Mentally ill slipping through the cracks
The treatment and rehabilitation of mental patients and their underlying threat to the community have again come under the spotlight in the wake of a recent chopping attack involving one such patient in Kwai Shing, which left two dead and three seriously injured.
The welfare of mental patients remains a serious problem in Hong Kong. Between September 2008 and August last year, there were 64 suicide cases involving mental patients, and eight cases of homicide and wounding. According to the Food and Health Bureau, about 150,000 Hongkongers suffer from various degrees of psychiatric problems, of whom more than 40,000 have severe disorders.
The government has increased its spending on mental health services in recent years, with total health spending of HK$3 billion. But with only 150 specialist nurses to cover such a huge number of patients with serious mental disorders, there is an obvious shortage of resources in this area. For example, in order to provide these 40,000 patients with a home visit every month, the nurses are required to visit at least 10 families per day. It's not difficult to see that we are facing a ticking time bomb due to a serious lack of resources.
After the recent tragedies, the media-savvy secretary for labour and welfare, Matthew Cheung Kin-chung, and Secretary for Food and Health York Chow Yat-ngok, the two relevant officials, made no public response. Instead, it was Secretary for Transport and Housing Eva Cheng who addressed the media because the attack took place on a public housing estate. If we apply this absurd logic, does that mean if a similar tragedy takes place in a private residential unit in future, the two will again remain silent?

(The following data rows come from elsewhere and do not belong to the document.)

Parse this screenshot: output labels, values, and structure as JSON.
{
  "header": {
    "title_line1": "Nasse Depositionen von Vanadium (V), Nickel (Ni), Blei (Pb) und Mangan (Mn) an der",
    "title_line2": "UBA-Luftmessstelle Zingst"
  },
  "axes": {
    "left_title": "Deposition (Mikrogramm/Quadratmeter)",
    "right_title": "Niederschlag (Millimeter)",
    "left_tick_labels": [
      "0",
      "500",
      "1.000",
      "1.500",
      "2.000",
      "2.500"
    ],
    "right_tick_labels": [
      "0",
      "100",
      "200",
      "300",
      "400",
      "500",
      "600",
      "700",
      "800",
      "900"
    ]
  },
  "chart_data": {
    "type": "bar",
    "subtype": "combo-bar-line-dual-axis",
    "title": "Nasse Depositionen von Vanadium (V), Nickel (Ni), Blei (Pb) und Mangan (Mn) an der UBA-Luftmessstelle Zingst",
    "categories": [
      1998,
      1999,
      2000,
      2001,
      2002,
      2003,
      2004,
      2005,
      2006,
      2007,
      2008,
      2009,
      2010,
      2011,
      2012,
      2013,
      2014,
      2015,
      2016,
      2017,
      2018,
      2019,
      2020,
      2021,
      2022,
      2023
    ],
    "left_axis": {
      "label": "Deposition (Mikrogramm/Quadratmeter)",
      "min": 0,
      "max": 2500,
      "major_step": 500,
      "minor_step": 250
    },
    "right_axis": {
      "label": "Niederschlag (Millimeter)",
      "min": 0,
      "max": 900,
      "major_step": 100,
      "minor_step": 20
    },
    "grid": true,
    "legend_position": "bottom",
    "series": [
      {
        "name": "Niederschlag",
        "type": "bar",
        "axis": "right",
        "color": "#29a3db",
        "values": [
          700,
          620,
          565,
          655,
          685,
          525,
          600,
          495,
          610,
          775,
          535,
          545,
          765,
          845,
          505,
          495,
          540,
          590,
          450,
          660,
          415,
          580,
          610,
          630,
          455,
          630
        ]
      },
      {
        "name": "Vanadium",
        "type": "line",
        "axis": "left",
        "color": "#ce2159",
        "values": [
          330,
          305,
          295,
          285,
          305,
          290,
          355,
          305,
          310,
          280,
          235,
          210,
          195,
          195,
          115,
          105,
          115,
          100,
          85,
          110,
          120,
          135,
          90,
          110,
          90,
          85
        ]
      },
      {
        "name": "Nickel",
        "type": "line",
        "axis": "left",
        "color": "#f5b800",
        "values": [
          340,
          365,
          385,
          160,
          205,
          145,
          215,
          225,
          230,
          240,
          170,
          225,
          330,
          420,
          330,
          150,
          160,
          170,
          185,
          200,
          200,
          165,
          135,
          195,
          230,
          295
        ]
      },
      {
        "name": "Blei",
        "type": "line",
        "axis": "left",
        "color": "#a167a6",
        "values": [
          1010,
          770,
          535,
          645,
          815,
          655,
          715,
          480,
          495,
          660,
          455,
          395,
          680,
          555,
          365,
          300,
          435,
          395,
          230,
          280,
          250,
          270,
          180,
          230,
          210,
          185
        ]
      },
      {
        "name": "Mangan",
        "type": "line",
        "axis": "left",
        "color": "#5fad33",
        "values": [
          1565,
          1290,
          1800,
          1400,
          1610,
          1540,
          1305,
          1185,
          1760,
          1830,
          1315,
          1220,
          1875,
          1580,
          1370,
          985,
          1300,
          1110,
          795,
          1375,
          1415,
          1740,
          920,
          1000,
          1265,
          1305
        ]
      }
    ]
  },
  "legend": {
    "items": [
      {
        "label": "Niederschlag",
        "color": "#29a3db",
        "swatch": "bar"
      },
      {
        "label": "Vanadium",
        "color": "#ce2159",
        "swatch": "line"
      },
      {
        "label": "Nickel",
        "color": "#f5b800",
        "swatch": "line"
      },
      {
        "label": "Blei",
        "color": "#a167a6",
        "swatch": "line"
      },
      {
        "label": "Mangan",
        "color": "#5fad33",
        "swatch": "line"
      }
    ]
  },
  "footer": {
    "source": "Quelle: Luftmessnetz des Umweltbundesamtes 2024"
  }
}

This has exposed the fact that our government does not have a comprehensive strategy and wide-ranging programmes to deal with the treatment and rehabilitation services for people with mental illnesses. There doesn't seem to be any collaboration between departments to co-ordinate responses and services even when serious cases emerge.
After the attacks, the chief executive expressed serious concern and noted that the government had spent HK$30 million extra to boost mental health care services last year, and increased this year's budget to HK$100 million. However, the resources do not match the size of the problem. We don't have the dedicated manpower and resources to co-ordinate rehabilitation programmes for the increasing number of mentally ill in Hong Kong.
In theory, we follow the widely accepted international practice of helping psychiatric patients reintegrate into society through community rehabilitation programmes. Unfortunately, these initiatives have not been fully implemented, with only one of the 20 outreach teams conducting services, in Tin Shui Wai. The remaining teams are unable to roll out their services because of a lack of support from local community groups. But even if all 20 teams could work at full steam, our outreach programmes are still not comparable to those overseas.
A good outreach service is a comprehensive strategy that addresses and manages the needs of each patient until he or she recovers. For example, if patients have no family support, the health care manager can help them apply for public housing and financial assistance. A well-run outreach programme can closely monitor patients and alert relevant parties if their condition deteriorates.
We need a comprehensive strategy to support the development of mental health services and strengthen the coherence and effectiveness of current and future initiatives to prevent the recurrence of similar tragedies.